Q: What is the fastest way to find a slow query in Grafana?

Open Grafana Explore for your Loki data source and run a query for log entries containing duration: or slow query. Most databases log queries that exceed a configurable threshold (for example, PostgreSQL log_min_duration_statement = 2000). Filter by a 5-minute window around the latency spike. The logs show the exact query string and execution time.

Q: How do I know if the database or the network is causing latency?

Add a panel for probe_duration_seconds from the blackbox_exporter targeting your database port. If this metric spikes at the same time as your query latency spike, the network is the bottleneck. If query latency spikes but network latency stays flat, the database or application is the bottleneck. This single overlay eliminates the most common false lead.

Q: Is there a difference between latency and connection pool exhaustion? How do I tell?

Yes.
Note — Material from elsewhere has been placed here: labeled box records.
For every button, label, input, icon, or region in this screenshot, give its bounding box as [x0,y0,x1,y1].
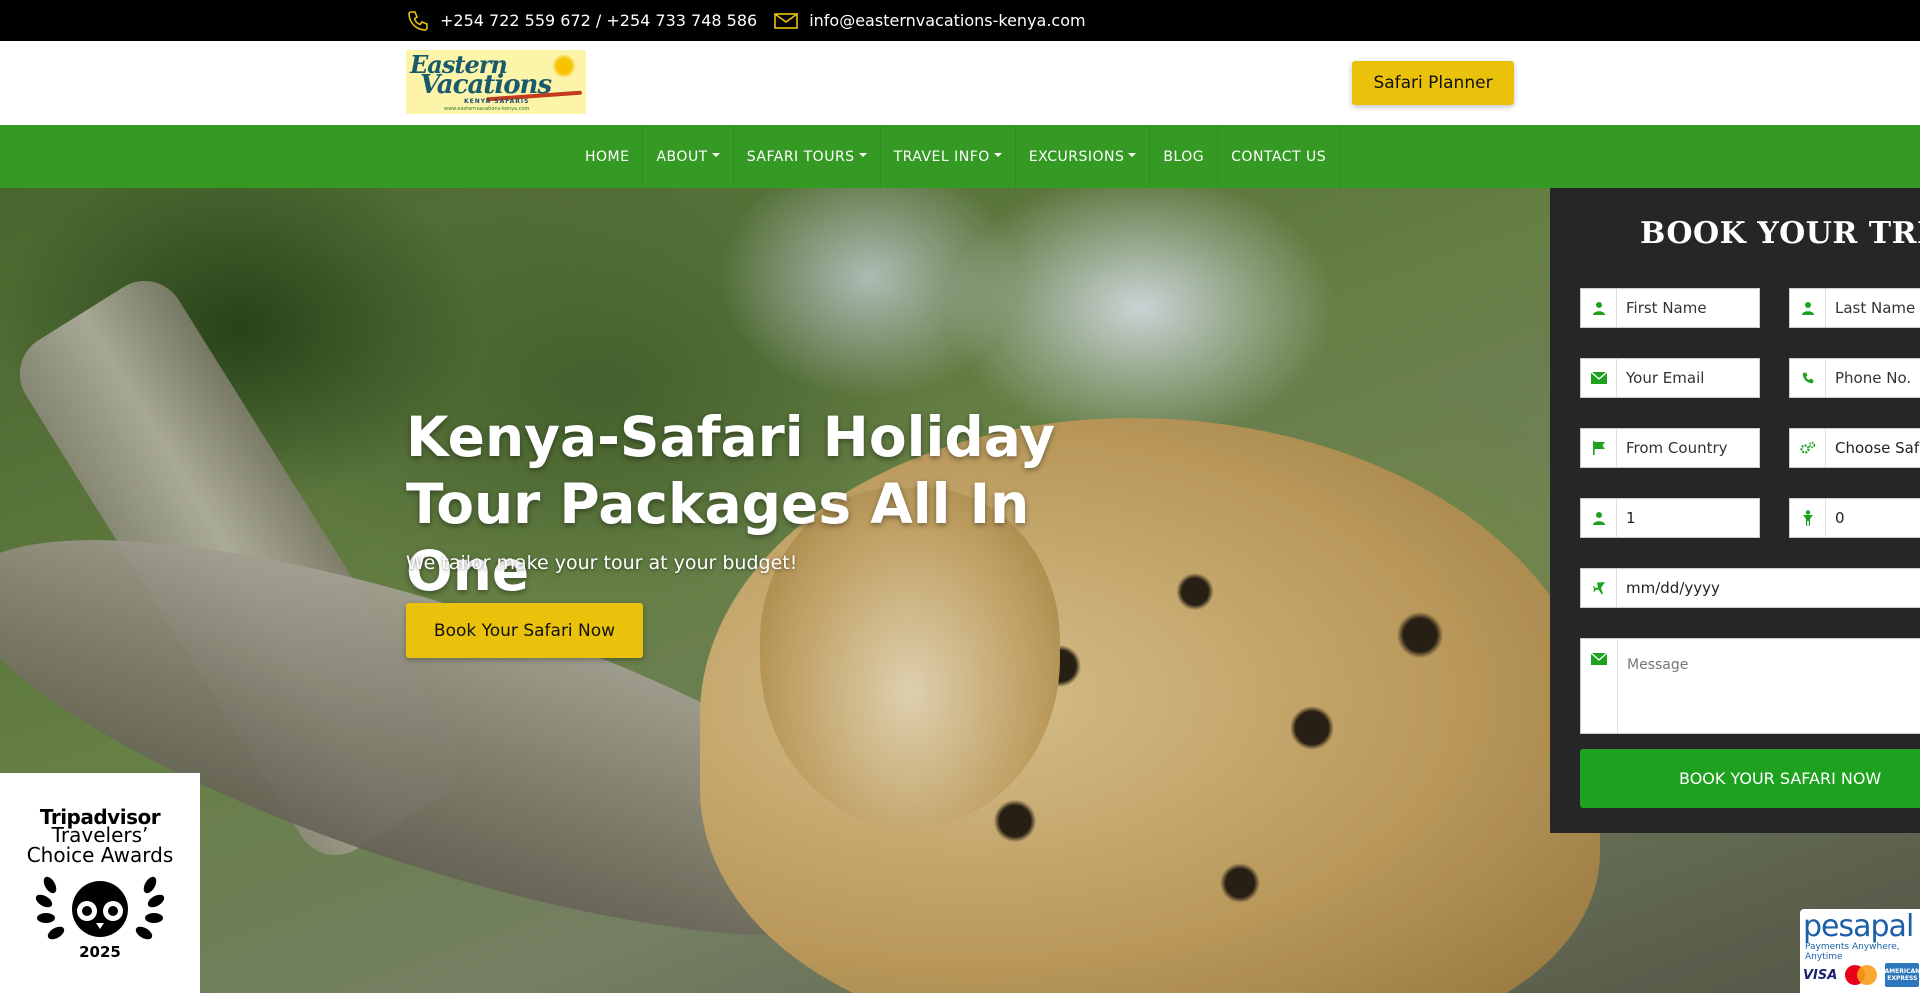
children-value[interactable]: 0 [1826,509,1845,527]
caret-down-icon [993,152,1002,157]
pesapal-tagline: Payments Anywhere, Anytime [1805,942,1900,962]
safari-planner-button[interactable]: Safari Planner [1352,61,1514,105]
nav-item-safari-tours[interactable]: SAFARI TOURS [734,125,881,188]
booking-form: BOOK YOUR TRIP First Name Last Name Your… [1550,188,1920,833]
phone-numbers[interactable]: +254 722 559 672 / +254 733 748 586 [440,11,757,30]
country-placeholder[interactable]: From Country [1617,439,1728,457]
nav-label[interactable]: HOME [585,149,629,165]
logo-url: www.easternvacations-kenya.com [444,106,530,112]
phone-handset-icon [1790,359,1826,397]
book-your-safari-submit-button[interactable]: BOOK YOUR SAFARI NOW [1580,749,1920,808]
phone-placeholder[interactable]: Phone No. [1826,369,1911,387]
nav-item-travel-info[interactable]: TRAVEL INFO [881,125,1016,188]
children-field[interactable]: 0 [1789,498,1920,538]
caret-down-icon [711,152,720,157]
mastercard-icon [1845,965,1878,985]
choose-safari-value[interactable]: Choose Safari [1826,439,1920,457]
envelope-icon [1581,359,1617,397]
payment-cards: VISA AMERICAN EXPRESS [1803,963,1920,987]
date-placeholder[interactable]: mm/dd/yyyy [1617,579,1720,597]
tripadvisor-award-badge[interactable]: Tripadvisor Travelers’ Choice Awards 202… [0,773,200,993]
book-safari-now-button[interactable]: Book Your Safari Now [406,603,643,658]
nav-item-excursions[interactable]: EXCURSIONS [1016,125,1151,188]
amex-label: AMERICAN EXPRESS [1884,968,1920,982]
top-contact-bar: +254 722 559 672 / +254 733 748 586 info… [0,0,1920,41]
caret-down-icon [1128,152,1137,157]
last-name-field[interactable]: Last Name [1789,288,1920,328]
email-address[interactable]: info@easternvacations-kenya.com [809,11,1085,30]
tripadvisor-award-name: Travelers’ Choice Awards [0,825,200,865]
adults-value[interactable]: 1 [1617,509,1636,527]
plane-icon [1581,569,1617,607]
nav-label[interactable]: CONTACT US [1231,149,1326,165]
hero-title: Kenya-Safari Holiday Tour Packages All I… [406,405,1055,603]
nav-label[interactable]: TRAVEL INFO [894,149,990,165]
choose-safari-select[interactable]: Choose Safari [1789,428,1920,468]
nav-label[interactable]: ABOUT [656,149,707,165]
site-logo[interactable]: Eastern Vacations KENYA SAFARIS www.east… [406,50,586,114]
message-placeholder[interactable]: Message [1617,639,1688,733]
visa-card-icon: VISA [1803,967,1838,983]
nav-label[interactable]: EXCURSIONS [1029,149,1125,165]
logo-tagline: KENYA SAFARIS [464,98,530,105]
tripadvisor-award-line1: Travelers’ [51,823,149,847]
phone-icon [406,9,430,33]
message-field[interactable]: Message [1580,638,1920,734]
hero-subtitle: We tailor make your tour at your budget! [406,552,798,574]
caret-down-icon [858,152,867,157]
main-navigation: HOME ABOUT SAFARI TOURS TRAVEL INFO EXCU… [0,125,1920,188]
tripadvisor-award-year: 2025 [79,943,121,961]
pesapal-payment-badge[interactable]: pesapal Payments Anywhere, Anytime VISA … [1800,909,1920,993]
country-field[interactable]: From Country [1580,428,1760,468]
tripadvisor-owl-icon [34,871,166,951]
nav-list: HOME ABOUT SAFARI TOURS TRAVEL INFO EXCU… [572,125,1341,188]
nav-item-blog[interactable]: BLOG [1150,125,1219,188]
travel-date-field[interactable]: mm/dd/yyyy [1580,568,1920,608]
email-placeholder[interactable]: Your Email [1617,369,1704,387]
pesapal-logo-text: pesapal [1803,909,1914,944]
cogs-icon [1790,429,1826,467]
first-name-field[interactable]: First Name [1580,288,1760,328]
flag-icon [1581,429,1617,467]
phone-contact[interactable]: +254 722 559 672 / +254 733 748 586 [406,9,757,33]
last-name-placeholder[interactable]: Last Name [1826,299,1915,317]
amex-card-icon: AMERICAN EXPRESS [1884,963,1920,987]
first-name-placeholder[interactable]: First Name [1617,299,1707,317]
adults-field[interactable]: 1 [1580,498,1760,538]
envelope-icon [1581,639,1617,679]
nav-label[interactable]: SAFARI TOURS [747,149,855,165]
tripadvisor-award-line2: Choice Awards [26,843,174,867]
user-icon [1581,499,1617,537]
user-icon [1790,289,1826,327]
booking-title: BOOK YOUR TRIP [1640,216,1920,251]
mail-icon [773,11,799,31]
logo-sun [552,54,576,78]
email-field[interactable]: Your Email [1580,358,1760,398]
user-icon [1581,289,1617,327]
nav-item-about[interactable]: ABOUT [643,125,734,188]
phone-field[interactable]: Phone No. [1789,358,1920,398]
email-contact[interactable]: info@easternvacations-kenya.com [773,11,1086,31]
nav-label[interactable]: BLOG [1163,149,1204,165]
child-icon [1790,499,1826,537]
nav-item-home[interactable]: HOME [572,125,644,188]
nav-item-contact[interactable]: CONTACT US [1218,125,1341,188]
site-header: Eastern Vacations KENYA SAFARIS www.east… [0,41,1920,125]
Latency means queries take longer to execute. Connection pool exhaustion means queries never start because no connection is available. In Grafana, a latency spike shows in your query latency panel. Connection exhaustion shows in your connection pool panel (active connections at max, waiting connections climbing). You can also check application logs for “connection refused” or “pool exhausted” errors. These require different fixes: latency needs query optimization or indexing; exhaustion needs pool size tuning or replica scaling.